Joint Oireachtas Committee on Environment, Culture and the Gaeltacht

Heads of Climate Action and Low Carbon Development Bill 2013: Discussion (Resumed)

1:10 pm

Mr. Neil Walker:

Perhaps I might quote Dr. Rory O'Donnell of NESC who said that policy is a loop and not a line. If one buys into that, there needs to be constant two-way communication. It may be that there are several iterations. Nobody writes a plan that will be good for 40 years - it will need to change. To the extent that there is a national target and a framework, it is then necessary to ask each of the sectors what it is possible to do, what it would cost and what policy design is required to do it. Some of them may need more encouragement because they have not been at it as long. The individual plans are then added together and reviewed. That is what the European Commission does with renewable energy and energy-efficiency action plans to see whether the national plans in total add up to the overall target.

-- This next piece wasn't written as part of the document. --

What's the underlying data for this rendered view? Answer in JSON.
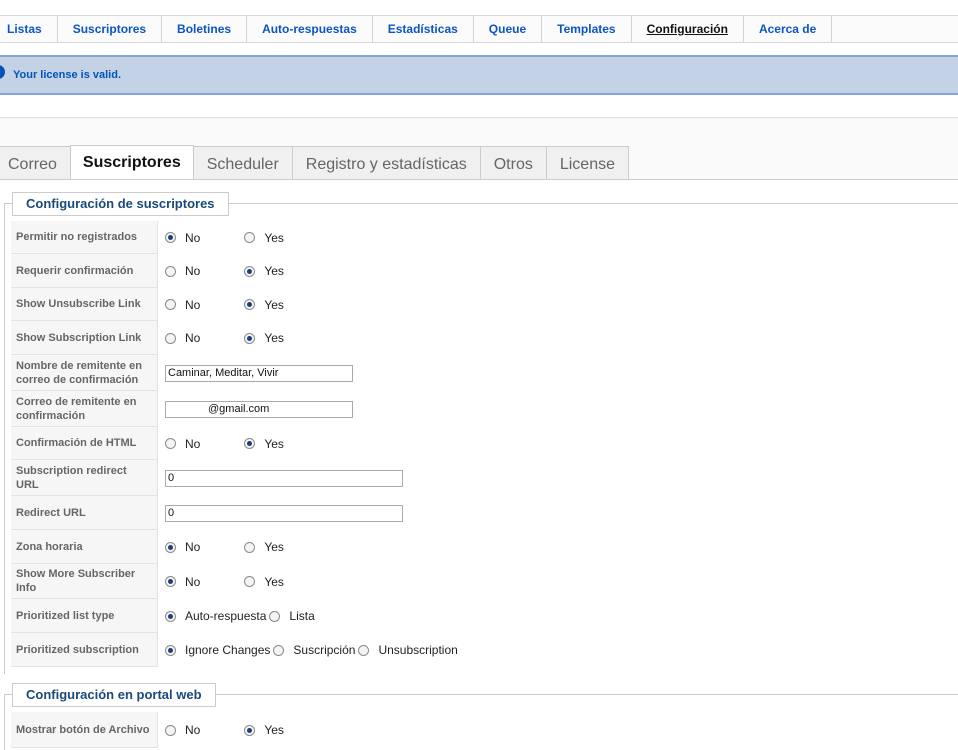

There is likely to be a shortfall, for the simple reason the European Commission intended that in Ireland's case there would be a shortfall. This is why we were given an extra 4% in the target, so we would have a choice between more expensive domestic measures or funding work elsewhere in the EU.

It would be a matter for the national roadmap to state how big the gap would be. There almost certainly will be a gap, even if the economy stays in the doldrums. Effectively our reduction is not 20%; it is probably more than 30% when one considers the sheer difficulty of abating emissions from soil processes and enteric fermentation in the agriculture sector. Even if one could come up with a novel technology, such as vaccinating cows to stop them burping or particular chemical inhibitors which would stop soil bugs from decomposing matter into nitrous oxide, the UN accounting system would not recognise them as savings. It is likely there will be some use of flexibility instruments in the EU and this is not a bad thing; it is what the Commission wants us to do. It will not be for an individual sector to state it can do nothing so it will meet its share of the burden through the purchase of instruments. This would be an issue for the central road map.